This Week's Trailer: The lengthy teaser for Mad Max: Fury Road, which gives us just a breath of story but a whole lungful of style.

This Week's Tune: Verdi's "Requiem, Dies irae"

What Kind of Tone Does It Set? A few months ago, the first teaser for this movie used snatches of Junkie XL's score to create an ominous, arty mood, suggesting the movie was going to be forbiddingly beautiful. This time, though, portent has been replaced by nihilistic fun. You know how, in Stephen King's The Stand, the Trashcan Man gets all giddy and excited when he sets a town on fire? Expand his mood to an entire movie about post-apocalyptic survival, and you've got what's going on here.

I mean, look at the scene where Nicholas Hoult, painted to look like a pale white corpse, shrieks "Oh what a day! What a lovely day!" before tearing off in his Jeep. He says it with this unsettling mixture of anticipation, joy, and hunger, like he just can't wait to get out there in the desert and set something ablaze. Then we get quick cuts to his pterodactyl-ish bubblehead and the silver skull on his gear shift.

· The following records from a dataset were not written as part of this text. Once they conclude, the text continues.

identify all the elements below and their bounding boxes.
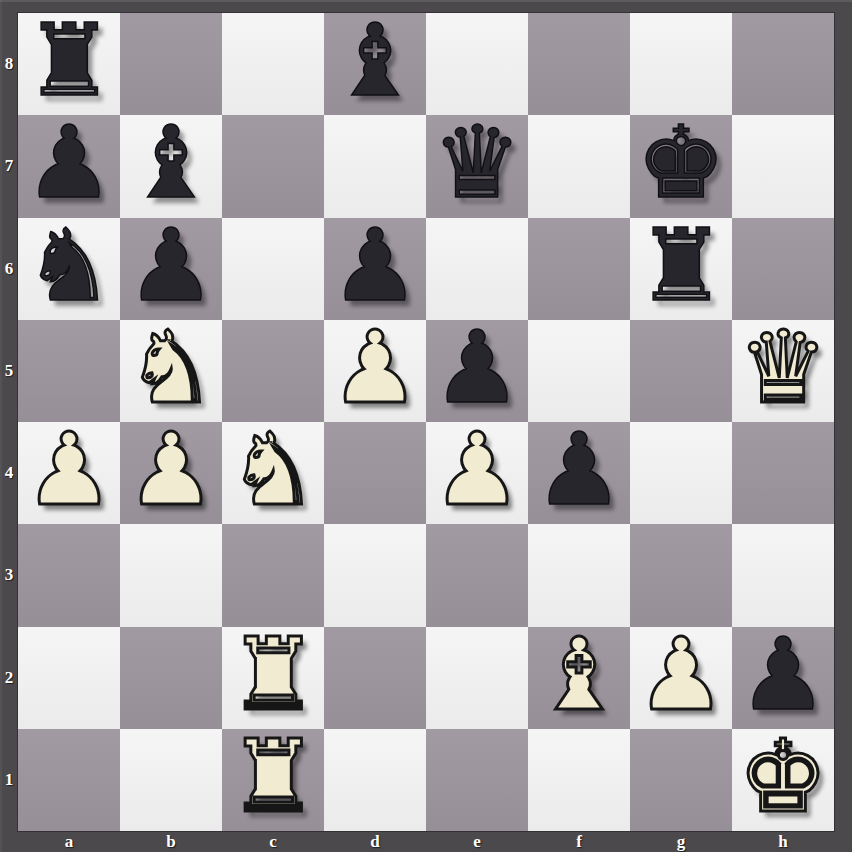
rank-label-5: 5 bbox=[0, 320, 18, 422]
file-label-c: c bbox=[222, 831, 324, 852]
piece-white-queen[interactable]: ♛ bbox=[738, 318, 828, 418]
piece-black-pawn[interactable]: ♟ bbox=[126, 216, 216, 316]
rank-label-6: 6 bbox=[0, 218, 18, 320]
piece-black-pawn[interactable]: ♟ bbox=[534, 420, 624, 520]
square-b7[interactable]: ♝ bbox=[120, 115, 222, 217]
square-g1[interactable] bbox=[630, 729, 732, 831]
square-a2[interactable] bbox=[18, 627, 120, 729]
file-labels: abcdefgh bbox=[18, 831, 834, 852]
square-d4[interactable] bbox=[324, 422, 426, 524]
piece-black-rook[interactable]: ♜ bbox=[24, 11, 114, 111]
square-h8[interactable] bbox=[732, 13, 834, 115]
square-e1[interactable] bbox=[426, 729, 528, 831]
square-a5[interactable] bbox=[18, 320, 120, 422]
piece-black-knight[interactable]: ♞ bbox=[24, 216, 114, 316]
square-d3[interactable] bbox=[324, 524, 426, 626]
piece-white-pawn[interactable]: ♟ bbox=[432, 420, 522, 520]
piece-white-pawn[interactable]: ♟ bbox=[126, 420, 216, 520]
square-c4[interactable]: ♞ bbox=[222, 422, 324, 524]
square-d6[interactable]: ♟ bbox=[324, 218, 426, 320]
piece-white-rook[interactable]: ♜ bbox=[228, 625, 318, 725]
square-h1[interactable]: ♚ bbox=[732, 729, 834, 831]
square-c8[interactable] bbox=[222, 13, 324, 115]
file-label-a: a bbox=[18, 831, 120, 852]
square-b4[interactable]: ♟ bbox=[120, 422, 222, 524]
piece-white-pawn[interactable]: ♟ bbox=[636, 625, 726, 725]
chess-board: ♜♝♟♝♛♚♞♟♟♜♞♟♟♛♟♟♞♟♟♜♝♟♟♜♚ bbox=[18, 13, 834, 831]
square-b1[interactable] bbox=[120, 729, 222, 831]
rank-label-8: 8 bbox=[0, 13, 18, 115]
piece-black-pawn[interactable]: ♟ bbox=[24, 113, 114, 213]
piece-black-queen[interactable]: ♛ bbox=[432, 113, 522, 213]
piece-black-bishop[interactable]: ♝ bbox=[126, 113, 216, 213]
square-h7[interactable] bbox=[732, 115, 834, 217]
square-c5[interactable] bbox=[222, 320, 324, 422]
piece-black-bishop[interactable]: ♝ bbox=[330, 11, 420, 111]
square-f8[interactable] bbox=[528, 13, 630, 115]
file-label-h: h bbox=[732, 831, 834, 852]
square-f2[interactable]: ♝ bbox=[528, 627, 630, 729]
square-d5[interactable]: ♟ bbox=[324, 320, 426, 422]
rank-label-2: 2 bbox=[0, 627, 18, 729]
square-b3[interactable] bbox=[120, 524, 222, 626]
square-a4[interactable]: ♟ bbox=[18, 422, 120, 524]
square-g8[interactable] bbox=[630, 13, 732, 115]
square-f6[interactable] bbox=[528, 218, 630, 320]
square-d1[interactable] bbox=[324, 729, 426, 831]
square-c7[interactable] bbox=[222, 115, 324, 217]
square-c1[interactable]: ♜ bbox=[222, 729, 324, 831]
chess-board-frame: 87654321 ♜♝♟♝♛♚♞♟♟♜♞♟♟♛♟♟♞♟♟♜♝♟♟♜♚ abcde… bbox=[0, 0, 852, 852]
square-a3[interactable] bbox=[18, 524, 120, 626]
square-a6[interactable]: ♞ bbox=[18, 218, 120, 320]
file-label-d: d bbox=[324, 831, 426, 852]
square-c3[interactable] bbox=[222, 524, 324, 626]
square-e5[interactable]: ♟ bbox=[426, 320, 528, 422]
piece-white-king[interactable]: ♚ bbox=[738, 727, 828, 827]
piece-white-pawn[interactable]: ♟ bbox=[330, 318, 420, 418]
square-b6[interactable]: ♟ bbox=[120, 218, 222, 320]
square-f3[interactable] bbox=[528, 524, 630, 626]
square-a7[interactable]: ♟ bbox=[18, 115, 120, 217]
square-b2[interactable] bbox=[120, 627, 222, 729]
square-c6[interactable] bbox=[222, 218, 324, 320]
piece-white-knight[interactable]: ♞ bbox=[228, 420, 318, 520]
square-d7[interactable] bbox=[324, 115, 426, 217]
square-f5[interactable] bbox=[528, 320, 630, 422]
square-e6[interactable] bbox=[426, 218, 528, 320]
piece-white-pawn[interactable]: ♟ bbox=[24, 420, 114, 520]
square-e3[interactable] bbox=[426, 524, 528, 626]
rank-label-7: 7 bbox=[0, 115, 18, 217]
square-e4[interactable]: ♟ bbox=[426, 422, 528, 524]
square-g2[interactable]: ♟ bbox=[630, 627, 732, 729]
square-h6[interactable] bbox=[732, 218, 834, 320]
piece-black-pawn[interactable]: ♟ bbox=[738, 625, 828, 725]
file-label-f: f bbox=[528, 831, 630, 852]
square-d8[interactable]: ♝ bbox=[324, 13, 426, 115]
piece-white-rook[interactable]: ♜ bbox=[228, 727, 318, 827]
piece-black-pawn[interactable]: ♟ bbox=[330, 216, 420, 316]
piece-white-knight[interactable]: ♞ bbox=[126, 318, 216, 418]
piece-black-king[interactable]: ♚ bbox=[636, 113, 726, 213]
rank-label-1: 1 bbox=[0, 729, 18, 831]
square-e7[interactable]: ♛ bbox=[426, 115, 528, 217]
square-a1[interactable] bbox=[18, 729, 120, 831]
square-f7[interactable] bbox=[528, 115, 630, 217]
square-h5[interactable]: ♛ bbox=[732, 320, 834, 422]
square-d2[interactable] bbox=[324, 627, 426, 729]
file-label-e: e bbox=[426, 831, 528, 852]
square-e8[interactable] bbox=[426, 13, 528, 115]
square-g3[interactable] bbox=[630, 524, 732, 626]
square-b8[interactable] bbox=[120, 13, 222, 115]
square-b5[interactable]: ♞ bbox=[120, 320, 222, 422]
square-h2[interactable]: ♟ bbox=[732, 627, 834, 729]
rank-label-4: 4 bbox=[0, 422, 18, 524]
rank-labels: 87654321 bbox=[0, 13, 18, 831]
rank-label-3: 3 bbox=[0, 524, 18, 626]
square-a8[interactable]: ♜ bbox=[18, 13, 120, 115]
file-label-g: g bbox=[630, 831, 732, 852]
square-f1[interactable] bbox=[528, 729, 630, 831]
square-g6[interactable]: ♜ bbox=[630, 218, 732, 320]
square-h3[interactable] bbox=[732, 524, 834, 626]
piece-white-bishop[interactable]: ♝ bbox=[534, 625, 624, 725]
square-g7[interactable]: ♚ bbox=[630, 115, 732, 217]
square-e2[interactable] bbox=[426, 627, 528, 729]
piece-black-rook[interactable]: ♜ bbox=[636, 216, 726, 316]
square-h4[interactable] bbox=[732, 422, 834, 524]
square-g5[interactable] bbox=[630, 320, 732, 422]
file-label-b: b bbox=[120, 831, 222, 852]
piece-black-pawn[interactable]: ♟ bbox=[432, 318, 522, 418]
square-g4[interactable] bbox=[630, 422, 732, 524]
square-c2[interactable]: ♜ bbox=[222, 627, 324, 729]
square-f4[interactable]: ♟ bbox=[528, 422, 630, 524]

Those are two weird, silly elements, and they're hilariously surprising. Like... what? Even freaks in the waterless wasteland have time for cute accessories?

And all that's scored by a bouncy section from Verdi's piece. The sharp horn blasts, quick drum beats, and chorus of very high voices are almost jaunty. Which is also surprising, because most of the time, action movies use classical music in their trailers to create a sense of majesty.

How Emotional Is It? This music, used in this way, makes Fury Road seem more human than the first teaser did. Bouncy pleasure, even if it's twisted, is much more relatable than starkly aesthetic disaster.

Will We Associate It With This Movie? It depends on who you are. Obviously, some people know Verdi's music very well and won't tie it to any film. But I'm guessing there are plenty of Mad Max fans who won't know "Requiem" until they hear it in this trailer. So even if they learn who Verdi is later, they might always think of Fury Road as the movie that introduced him to their lives.

Overall Trailer Tune Effectiveness: I'm much more interested in seeing this movie now that it doesn't seem to take itself so seriously.